I was out with a group of guy friends the other night, drinking and trying to demystify the world’s most nebulous enigma. Chicks. There’s nothing unusual about that. All around the world men set out every evening to help each other come to grips with the female mind. Just as often the sun rises on those conversations with no deeper understanding having been achieved. It’s the universal male pastime—beer and quack theories.

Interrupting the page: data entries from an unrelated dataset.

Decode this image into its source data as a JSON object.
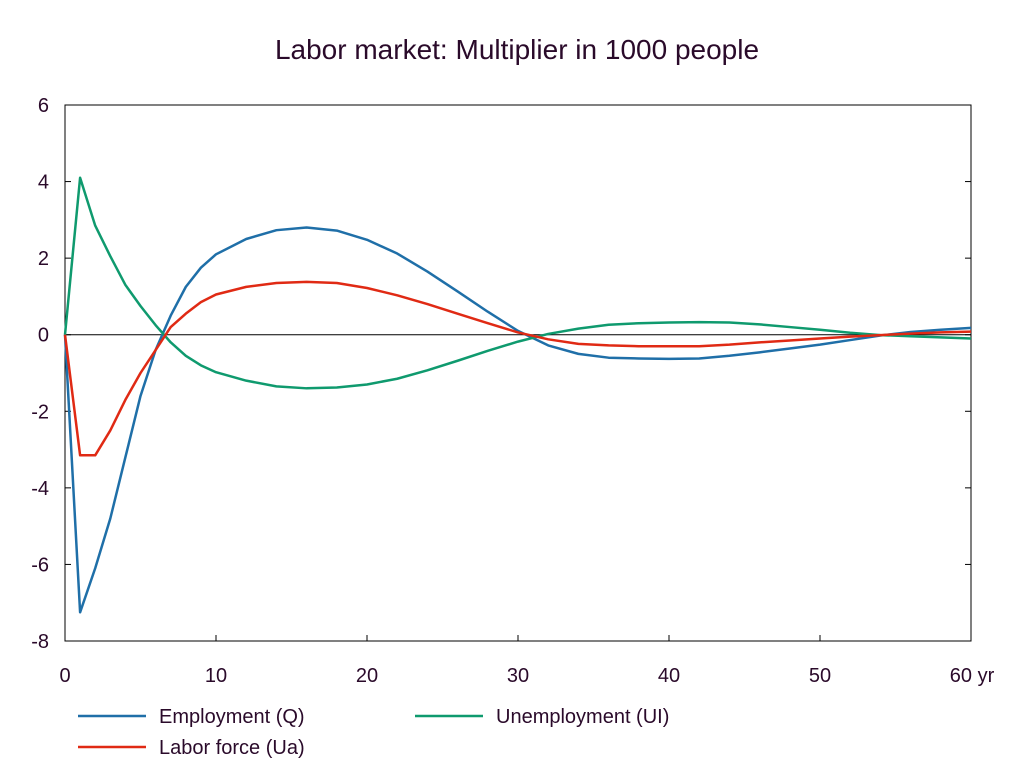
{
  "chart_data": {
    "type": "line",
    "title": "Labor market: Multiplier in 1000 people",
    "xlabel": "",
    "ylabel": "",
    "x_unit_label": "yr",
    "xlim": [
      0,
      60
    ],
    "ylim": [
      -8,
      6
    ],
    "xticks": [
      0,
      10,
      20,
      30,
      40,
      50,
      60
    ],
    "xtick_labels": [
      "0",
      "10",
      "20",
      "30",
      "40",
      "50",
      "60 yr"
    ],
    "yticks": [
      -8,
      -6,
      -4,
      -2,
      0,
      2,
      4,
      6
    ],
    "ytick_labels": [
      "-8",
      "-6",
      "-4",
      "-2",
      "0",
      "2",
      "4",
      "6"
    ],
    "grid": false,
    "zero_line": true,
    "legend_position": "bottom",
    "x": [
      0,
      1,
      2,
      3,
      4,
      5,
      6,
      7,
      8,
      9,
      10,
      12,
      14,
      16,
      18,
      20,
      22,
      24,
      26,
      28,
      30,
      32,
      34,
      36,
      38,
      40,
      42,
      44,
      46,
      48,
      50,
      52,
      54,
      56,
      58,
      60
    ],
    "series": [
      {
        "name": "Employment (Q)",
        "color": "#1f6fa8",
        "values": [
          0,
          -7.25,
          -6.1,
          -4.8,
          -3.2,
          -1.6,
          -0.4,
          0.5,
          1.25,
          1.75,
          2.1,
          2.5,
          2.73,
          2.8,
          2.72,
          2.48,
          2.12,
          1.65,
          1.13,
          0.6,
          0.1,
          -0.28,
          -0.5,
          -0.6,
          -0.62,
          -0.63,
          -0.62,
          -0.55,
          -0.46,
          -0.36,
          -0.26,
          -0.14,
          -0.02,
          0.07,
          0.13,
          0.18
        ]
      },
      {
        "name": "Unemployment (UI)",
        "color": "#0f9a6e",
        "values": [
          0,
          4.1,
          2.85,
          2.05,
          1.3,
          0.75,
          0.25,
          -0.2,
          -0.55,
          -0.8,
          -0.98,
          -1.2,
          -1.35,
          -1.4,
          -1.38,
          -1.3,
          -1.15,
          -0.93,
          -0.68,
          -0.42,
          -0.18,
          0.02,
          0.16,
          0.26,
          0.3,
          0.32,
          0.33,
          0.32,
          0.27,
          0.2,
          0.13,
          0.05,
          -0.01,
          -0.04,
          -0.07,
          -0.1
        ]
      },
      {
        "name": "Labor force (Ua)",
        "color": "#e02a14",
        "values": [
          0,
          -3.15,
          -3.15,
          -2.5,
          -1.7,
          -1.0,
          -0.4,
          0.2,
          0.55,
          0.85,
          1.05,
          1.25,
          1.35,
          1.38,
          1.35,
          1.22,
          1.03,
          0.8,
          0.55,
          0.3,
          0.06,
          -0.12,
          -0.24,
          -0.28,
          -0.3,
          -0.3,
          -0.3,
          -0.26,
          -0.2,
          -0.15,
          -0.1,
          -0.05,
          -0.01,
          0.03,
          0.06,
          0.08
        ]
      }
    ]
  }
}
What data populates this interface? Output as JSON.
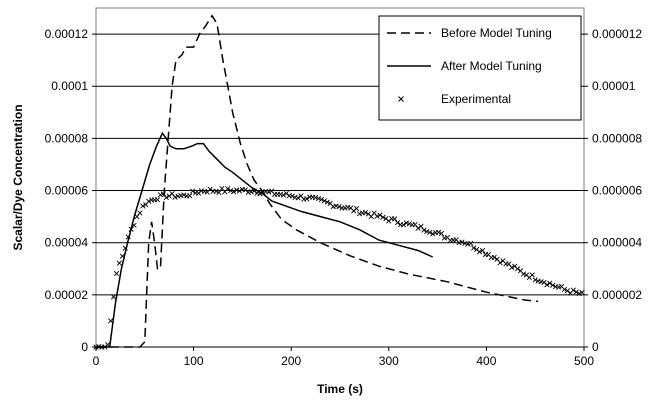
{
  "chart_data": {
    "type": "line",
    "xlabel": "Time (s)",
    "ylabel": "Scalar/Dye Concentration",
    "xlim": [
      0,
      500
    ],
    "ylim": [
      0,
      0.00013
    ],
    "x_ticks": [
      0,
      100,
      200,
      300,
      400,
      500
    ],
    "x_tick_labels": [
      "0",
      "100",
      "200",
      "300",
      "400",
      "500"
    ],
    "y_ticks": [
      0,
      2e-05,
      4e-05,
      6e-05,
      8e-05,
      0.0001,
      0.00012
    ],
    "y_tick_labels_left": [
      "0",
      "0.00002",
      "0.00004",
      "0.00006",
      "0.00008",
      "0.0001",
      "0.00012"
    ],
    "y_tick_labels_right": [
      "0",
      "0.000002",
      "0.000004",
      "0.000006",
      "0.000008",
      "0.00001",
      "0.000012"
    ],
    "grid": "horizontal",
    "legend_position": "top-right",
    "series": [
      {
        "name": "Before Model Tuning",
        "style": "dashed",
        "color": "#000000",
        "points": [
          [
            0,
            0
          ],
          [
            45,
            0
          ],
          [
            50,
            2e-06
          ],
          [
            54,
            4e-05
          ],
          [
            57,
            4.8e-05
          ],
          [
            60,
            4e-05
          ],
          [
            63,
            3e-05
          ],
          [
            66,
            3e-05
          ],
          [
            70,
            6e-05
          ],
          [
            74,
            8e-05
          ],
          [
            78,
            0.0001
          ],
          [
            82,
            0.00011
          ],
          [
            88,
            0.000112
          ],
          [
            92,
            0.000115
          ],
          [
            100,
            0.000115
          ],
          [
            106,
            0.00012
          ],
          [
            112,
            0.000123
          ],
          [
            119,
            0.000127
          ],
          [
            124,
            0.000124
          ],
          [
            130,
            0.00011
          ],
          [
            135,
            0.0001
          ],
          [
            140,
            9e-05
          ],
          [
            148,
            7.8e-05
          ],
          [
            155,
            7e-05
          ],
          [
            162,
            6.4e-05
          ],
          [
            170,
            6e-05
          ],
          [
            178,
            5.5e-05
          ],
          [
            190,
            4.9e-05
          ],
          [
            205,
            4.5e-05
          ],
          [
            230,
            4e-05
          ],
          [
            260,
            3.5e-05
          ],
          [
            290,
            3.1e-05
          ],
          [
            320,
            2.8e-05
          ],
          [
            360,
            2.5e-05
          ],
          [
            400,
            2.1e-05
          ],
          [
            440,
            1.8e-05
          ],
          [
            453,
            1.75e-05
          ]
        ]
      },
      {
        "name": "After Model Tuning",
        "style": "solid",
        "color": "#000000",
        "points": [
          [
            0,
            0
          ],
          [
            14,
            0
          ],
          [
            20,
            1.7e-05
          ],
          [
            26,
            3e-05
          ],
          [
            33,
            4.1e-05
          ],
          [
            40,
            5.1e-05
          ],
          [
            48,
            6.1e-05
          ],
          [
            55,
            7e-05
          ],
          [
            62,
            7.7e-05
          ],
          [
            68,
            8.2e-05
          ],
          [
            72,
            8e-05
          ],
          [
            76,
            7.7e-05
          ],
          [
            82,
            7.6e-05
          ],
          [
            90,
            7.6e-05
          ],
          [
            98,
            7.7e-05
          ],
          [
            104,
            7.8e-05
          ],
          [
            110,
            7.8e-05
          ],
          [
            116,
            7.5e-05
          ],
          [
            124,
            7.2e-05
          ],
          [
            132,
            6.9e-05
          ],
          [
            140,
            6.7e-05
          ],
          [
            150,
            6.4e-05
          ],
          [
            160,
            6.1e-05
          ],
          [
            170,
            5.9e-05
          ],
          [
            180,
            5.6e-05
          ],
          [
            195,
            5.4e-05
          ],
          [
            210,
            5.2e-05
          ],
          [
            230,
            5e-05
          ],
          [
            250,
            4.8e-05
          ],
          [
            270,
            4.5e-05
          ],
          [
            290,
            4.1e-05
          ],
          [
            310,
            3.9e-05
          ],
          [
            330,
            3.7e-05
          ],
          [
            345,
            3.45e-05
          ]
        ]
      },
      {
        "name": "Experimental",
        "style": "markers",
        "marker": "x",
        "color": "#000000",
        "x_start": 0,
        "x_end": 500,
        "x_step": 3,
        "points": [
          [
            0,
            0
          ],
          [
            8,
            0
          ],
          [
            12,
            1e-06
          ],
          [
            15,
            1e-05
          ],
          [
            18,
            2e-05
          ],
          [
            22,
            3e-05
          ],
          [
            28,
            3.6e-05
          ],
          [
            35,
            4.4e-05
          ],
          [
            42,
            5e-05
          ],
          [
            50,
            5.5e-05
          ],
          [
            60,
            5.7e-05
          ],
          [
            70,
            5.8e-05
          ],
          [
            80,
            5.8e-05
          ],
          [
            90,
            5.8e-05
          ],
          [
            100,
            5.9e-05
          ],
          [
            110,
            6e-05
          ],
          [
            120,
            6e-05
          ],
          [
            140,
            6e-05
          ],
          [
            160,
            6e-05
          ],
          [
            180,
            5.9e-05
          ],
          [
            200,
            5.8e-05
          ],
          [
            220,
            5.7e-05
          ],
          [
            240,
            5.5e-05
          ],
          [
            260,
            5.3e-05
          ],
          [
            280,
            5.1e-05
          ],
          [
            300,
            4.9e-05
          ],
          [
            320,
            4.7e-05
          ],
          [
            340,
            4.5e-05
          ],
          [
            360,
            4.2e-05
          ],
          [
            380,
            4e-05
          ],
          [
            400,
            3.6e-05
          ],
          [
            420,
            3.2e-05
          ],
          [
            440,
            2.8e-05
          ],
          [
            460,
            2.5e-05
          ],
          [
            480,
            2.2e-05
          ],
          [
            500,
            2e-05
          ]
        ]
      }
    ]
  },
  "colors": {
    "background": "#ffffff",
    "plot_border": "#7f7f7f",
    "gridline": "#000000",
    "series": "#000000"
  }
}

When expats do it though there is an extra level of opacity between them and their love interest—culture. It is truly hard to know if the craziness is cultural, clinical bonkeritis, or female. As someone who has spent his whole life among expats I can tell you that these discussion focus heavily on the cultural. Sometimes the discourse can get quite sophisticated. Guys trying to add their own refinements to the scientific advancements being made by comedians working on the Hot-Crazy Matrix (Video). A friend once eloquently argued for adding a third axis to the Matrix to plot cultural factors, kind of an index of Chineseness. Beer doesn’t just produce pee; it produces brilliance.

On this most recent night of drinking, it landed like a bombshell on the evening’s drunken social psychological analysis of my bud’s wife when it was realized that she’s crazy. No cultural component involved. The bias towards cultural factors is so pervasive in these late night philosophy sessions that it took twenty-odd years of marriage, and discussion with the bros, to cut through the cultural noise and recognize a psychological issue.

The tendency to give primacy to cultural factors is natural. Expats live in an environment where the prevalent culture affects every aspect of our lives, sometimes in confusing ways. We’re used to dissecting the effect of Taiwanese family dynamics, education, interpersonal relationships, and other cultural norms on our lives. Often expat men are slow to realize when the problem isn’t that she’s Taiwanese; it’s that she’s a woman.